自袁家失勢倒台後,他便成了其陣營重點扶持的核心人物,也是眼下唯一能與蕭霆分庭抗禮、暗中制衡角力的重量級人物。
他沒料到蕭霆竟會公然為陸言和特調一組撐腰站台。
更沒想到素來顧及官場體面、講究留三分餘地的蕭老虎,今日竟毫不避諱,直接戳破他暗中布局扶持二組的心思。
等於當眾掀開窗紗、撕破情面。
一時間,張磊神色微僵,場面隱隱有些尷尬。
蕭霆已然把話挑明、道理擺死,他再執意偏袒二組強爭功勞,反倒落了以權謀私、縱容下屬摘功的口實。
此番蕭霆態度強硬,半步不退,也很難有爭奪的餘地。
況且,上頭雖然已經鬆口成立二組,可對於兩個小組還沒有下最終定論。
他目前也不能確認上頭的想法。
權衡片刻,張磊淡淡看向雷城東,語氣帶著幾分提點與敲打:「老蕭說得在理。小雷,我理解你剛上任急於做出政績、站穩腳跟的心思。但辦案立功本就該一步一個腳印,案子要一樁樁查,功績要一點點積累,年輕人切莫太過急功近利。」
雷城東何等圓滑通透,見狀立刻認清局勢,順勢躬身應下,主動把過錯攬在自己身上。
「張老教訓得是,是我思慮不周,太過心急了。」
一旁的池映將眼前交鋒盡數看在眼裡,眸底閃過一絲深沉算計。
此番風波落定,特調一組徹底進入了連軸忙碌的一周。
全員全身心撲在秦嶺與東瀛一案的收尾事宜上。
經今日這場當眾對峙,眾人反倒被激起了心氣,個個幹勁十足,卯足全力把後續流程、卷宗歸檔、結界鎮守等事務打理得嚴絲合縫、滴水不漏。
只求將案子辦得圓滿周全,絕不給特調二組留下半點插手置喙、藉機攬功摘果的可乘之機。
編外人員謝瀾則是閒散坐在陸言的臨時工位上,垂著眼漫不經心地刷著手機。
於他來說,政界的派系傾軋、功勞紛爭向來與他無關。
只要不波及陸言,不牽扯身邊親近之人,這些俗世糾葛,他向來懶得摻和,只冷眼旁觀便罷。
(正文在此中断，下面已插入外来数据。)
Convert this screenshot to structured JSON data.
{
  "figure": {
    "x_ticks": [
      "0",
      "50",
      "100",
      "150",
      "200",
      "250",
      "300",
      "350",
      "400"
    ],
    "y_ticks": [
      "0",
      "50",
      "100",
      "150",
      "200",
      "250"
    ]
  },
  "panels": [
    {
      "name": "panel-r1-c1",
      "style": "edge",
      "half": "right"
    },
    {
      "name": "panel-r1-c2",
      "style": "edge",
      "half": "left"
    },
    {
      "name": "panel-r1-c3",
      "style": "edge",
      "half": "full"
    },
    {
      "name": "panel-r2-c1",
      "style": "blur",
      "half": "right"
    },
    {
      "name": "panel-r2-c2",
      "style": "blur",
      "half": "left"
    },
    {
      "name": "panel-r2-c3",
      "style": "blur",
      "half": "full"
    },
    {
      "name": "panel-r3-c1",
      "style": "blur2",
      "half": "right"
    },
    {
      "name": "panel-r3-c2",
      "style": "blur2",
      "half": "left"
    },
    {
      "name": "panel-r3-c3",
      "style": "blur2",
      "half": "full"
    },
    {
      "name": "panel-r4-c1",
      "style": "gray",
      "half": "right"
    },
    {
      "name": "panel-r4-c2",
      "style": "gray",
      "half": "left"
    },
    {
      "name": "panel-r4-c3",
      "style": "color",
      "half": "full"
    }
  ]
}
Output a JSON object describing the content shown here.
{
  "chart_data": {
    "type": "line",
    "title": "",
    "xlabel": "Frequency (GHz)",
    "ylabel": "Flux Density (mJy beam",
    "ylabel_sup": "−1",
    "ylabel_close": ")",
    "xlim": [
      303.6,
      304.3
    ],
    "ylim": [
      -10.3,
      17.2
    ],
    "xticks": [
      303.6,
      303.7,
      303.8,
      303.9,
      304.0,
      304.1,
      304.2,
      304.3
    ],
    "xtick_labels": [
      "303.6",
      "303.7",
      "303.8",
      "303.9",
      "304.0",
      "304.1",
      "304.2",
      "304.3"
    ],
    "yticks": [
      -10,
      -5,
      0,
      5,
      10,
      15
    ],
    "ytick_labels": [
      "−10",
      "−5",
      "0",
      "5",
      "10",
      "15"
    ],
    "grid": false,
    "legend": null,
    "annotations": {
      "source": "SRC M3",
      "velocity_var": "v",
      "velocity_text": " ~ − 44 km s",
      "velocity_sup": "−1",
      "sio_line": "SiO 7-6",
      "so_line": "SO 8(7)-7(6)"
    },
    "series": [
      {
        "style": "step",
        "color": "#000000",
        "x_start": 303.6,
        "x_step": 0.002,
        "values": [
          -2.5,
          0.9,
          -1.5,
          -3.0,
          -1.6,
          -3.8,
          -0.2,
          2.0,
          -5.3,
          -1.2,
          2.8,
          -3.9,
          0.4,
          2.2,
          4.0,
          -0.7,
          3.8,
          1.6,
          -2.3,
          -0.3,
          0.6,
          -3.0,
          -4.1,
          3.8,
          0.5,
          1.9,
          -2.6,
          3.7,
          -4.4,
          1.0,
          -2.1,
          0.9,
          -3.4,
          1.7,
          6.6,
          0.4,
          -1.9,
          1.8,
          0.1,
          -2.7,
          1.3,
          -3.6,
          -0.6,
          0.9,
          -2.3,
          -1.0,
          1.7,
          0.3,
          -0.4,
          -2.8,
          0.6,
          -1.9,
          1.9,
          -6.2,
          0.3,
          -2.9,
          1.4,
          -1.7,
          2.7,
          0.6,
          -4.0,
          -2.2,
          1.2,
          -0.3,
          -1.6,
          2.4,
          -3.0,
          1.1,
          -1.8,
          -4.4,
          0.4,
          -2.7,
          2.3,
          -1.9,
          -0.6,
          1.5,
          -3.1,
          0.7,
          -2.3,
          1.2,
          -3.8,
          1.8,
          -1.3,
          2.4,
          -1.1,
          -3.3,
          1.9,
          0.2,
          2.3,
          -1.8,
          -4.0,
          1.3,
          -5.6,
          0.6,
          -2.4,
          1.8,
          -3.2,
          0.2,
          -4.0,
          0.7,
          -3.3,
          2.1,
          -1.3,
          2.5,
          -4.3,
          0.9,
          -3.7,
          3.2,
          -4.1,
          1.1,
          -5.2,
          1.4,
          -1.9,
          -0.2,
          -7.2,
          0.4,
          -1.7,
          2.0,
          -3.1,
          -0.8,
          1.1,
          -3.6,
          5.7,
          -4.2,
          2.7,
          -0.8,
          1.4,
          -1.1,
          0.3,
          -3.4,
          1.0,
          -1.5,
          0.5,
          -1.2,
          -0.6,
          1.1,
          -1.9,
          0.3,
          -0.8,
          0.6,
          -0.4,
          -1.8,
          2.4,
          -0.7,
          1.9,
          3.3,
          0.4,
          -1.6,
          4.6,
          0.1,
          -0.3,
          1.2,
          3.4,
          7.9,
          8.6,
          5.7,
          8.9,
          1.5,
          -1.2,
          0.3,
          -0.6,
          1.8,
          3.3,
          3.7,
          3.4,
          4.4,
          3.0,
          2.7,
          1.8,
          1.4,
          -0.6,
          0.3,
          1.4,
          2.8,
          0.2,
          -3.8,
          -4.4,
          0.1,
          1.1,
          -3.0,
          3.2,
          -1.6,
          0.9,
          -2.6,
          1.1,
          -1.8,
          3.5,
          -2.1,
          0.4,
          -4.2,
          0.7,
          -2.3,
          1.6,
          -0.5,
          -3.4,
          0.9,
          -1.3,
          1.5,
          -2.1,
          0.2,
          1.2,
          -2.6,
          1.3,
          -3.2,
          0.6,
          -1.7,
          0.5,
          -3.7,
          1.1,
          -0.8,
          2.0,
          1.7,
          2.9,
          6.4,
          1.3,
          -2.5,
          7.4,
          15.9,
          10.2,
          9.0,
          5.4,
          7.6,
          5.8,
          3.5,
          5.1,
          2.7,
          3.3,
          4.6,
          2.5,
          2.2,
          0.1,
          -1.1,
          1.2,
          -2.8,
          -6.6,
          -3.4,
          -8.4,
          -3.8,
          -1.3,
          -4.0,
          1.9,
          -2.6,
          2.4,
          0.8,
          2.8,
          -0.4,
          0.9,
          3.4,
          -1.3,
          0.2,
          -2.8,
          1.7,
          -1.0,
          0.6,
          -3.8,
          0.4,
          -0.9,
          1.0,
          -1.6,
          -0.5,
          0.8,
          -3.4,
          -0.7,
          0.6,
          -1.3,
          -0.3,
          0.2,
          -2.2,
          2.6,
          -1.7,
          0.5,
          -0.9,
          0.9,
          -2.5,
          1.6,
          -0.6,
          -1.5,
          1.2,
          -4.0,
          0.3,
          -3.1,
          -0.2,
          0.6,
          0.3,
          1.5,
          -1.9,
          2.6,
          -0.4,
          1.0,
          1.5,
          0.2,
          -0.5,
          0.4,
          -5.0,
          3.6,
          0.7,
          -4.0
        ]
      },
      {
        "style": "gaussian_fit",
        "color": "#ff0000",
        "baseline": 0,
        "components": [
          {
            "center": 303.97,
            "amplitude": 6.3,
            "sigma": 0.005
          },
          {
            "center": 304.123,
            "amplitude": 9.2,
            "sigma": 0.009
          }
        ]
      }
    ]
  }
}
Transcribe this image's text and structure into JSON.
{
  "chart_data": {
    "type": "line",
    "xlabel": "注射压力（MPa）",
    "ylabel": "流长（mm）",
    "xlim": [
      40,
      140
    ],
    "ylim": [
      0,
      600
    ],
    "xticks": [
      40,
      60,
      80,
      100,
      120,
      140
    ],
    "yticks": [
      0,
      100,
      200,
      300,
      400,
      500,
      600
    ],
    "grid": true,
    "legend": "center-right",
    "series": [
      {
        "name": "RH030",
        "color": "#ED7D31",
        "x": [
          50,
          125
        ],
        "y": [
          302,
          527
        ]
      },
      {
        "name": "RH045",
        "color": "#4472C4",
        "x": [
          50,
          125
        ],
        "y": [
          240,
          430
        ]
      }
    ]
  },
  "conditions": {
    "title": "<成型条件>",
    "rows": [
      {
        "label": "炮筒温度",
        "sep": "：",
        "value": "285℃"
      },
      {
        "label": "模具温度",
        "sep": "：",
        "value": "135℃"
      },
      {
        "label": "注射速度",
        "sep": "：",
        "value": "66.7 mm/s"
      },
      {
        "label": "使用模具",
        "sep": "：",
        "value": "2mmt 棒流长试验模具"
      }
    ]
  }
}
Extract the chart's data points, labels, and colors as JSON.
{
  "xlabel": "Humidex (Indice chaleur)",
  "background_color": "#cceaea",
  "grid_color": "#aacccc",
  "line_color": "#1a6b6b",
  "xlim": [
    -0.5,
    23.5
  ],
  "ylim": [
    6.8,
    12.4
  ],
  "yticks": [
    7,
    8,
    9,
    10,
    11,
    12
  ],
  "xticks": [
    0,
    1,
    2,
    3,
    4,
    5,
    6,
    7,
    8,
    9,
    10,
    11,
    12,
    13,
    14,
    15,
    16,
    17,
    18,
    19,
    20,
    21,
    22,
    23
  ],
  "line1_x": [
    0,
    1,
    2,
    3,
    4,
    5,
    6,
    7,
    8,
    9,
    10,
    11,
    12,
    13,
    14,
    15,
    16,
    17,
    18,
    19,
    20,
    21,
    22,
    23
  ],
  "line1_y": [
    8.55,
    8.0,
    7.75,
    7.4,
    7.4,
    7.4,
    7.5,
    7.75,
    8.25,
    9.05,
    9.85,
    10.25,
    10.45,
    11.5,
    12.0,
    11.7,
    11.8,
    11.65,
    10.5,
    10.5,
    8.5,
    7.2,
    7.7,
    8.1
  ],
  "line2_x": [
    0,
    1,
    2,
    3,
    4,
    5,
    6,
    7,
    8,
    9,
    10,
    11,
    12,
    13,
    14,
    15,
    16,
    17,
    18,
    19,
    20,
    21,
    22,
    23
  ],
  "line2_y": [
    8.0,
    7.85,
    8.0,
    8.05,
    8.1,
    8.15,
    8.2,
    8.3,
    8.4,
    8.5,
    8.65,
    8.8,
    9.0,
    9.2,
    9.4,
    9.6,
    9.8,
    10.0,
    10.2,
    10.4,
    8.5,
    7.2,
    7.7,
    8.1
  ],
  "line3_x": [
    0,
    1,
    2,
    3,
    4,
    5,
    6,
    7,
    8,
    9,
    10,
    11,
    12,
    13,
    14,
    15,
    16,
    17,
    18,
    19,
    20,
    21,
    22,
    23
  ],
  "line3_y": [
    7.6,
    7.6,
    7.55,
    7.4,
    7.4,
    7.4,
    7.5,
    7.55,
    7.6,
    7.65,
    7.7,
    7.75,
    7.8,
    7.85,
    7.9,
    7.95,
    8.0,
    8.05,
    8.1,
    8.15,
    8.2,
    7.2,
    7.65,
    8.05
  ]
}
他此時忍不住在心中盤算,自家言哥已在B市奔波近一周,上午還說今日便能收尾,明日便可動身返回C市。
這次出來時間不短,他有些想念家中的幾小隻。
心念一動,思念愈發濃烈。
他正想著去群里找大哥,討要它們近況的視頻。
可他才剛點開微信,一通來電便突兀彈出。
看到來電顯示,謝瀾眉眼間不由泛起幾分柔和。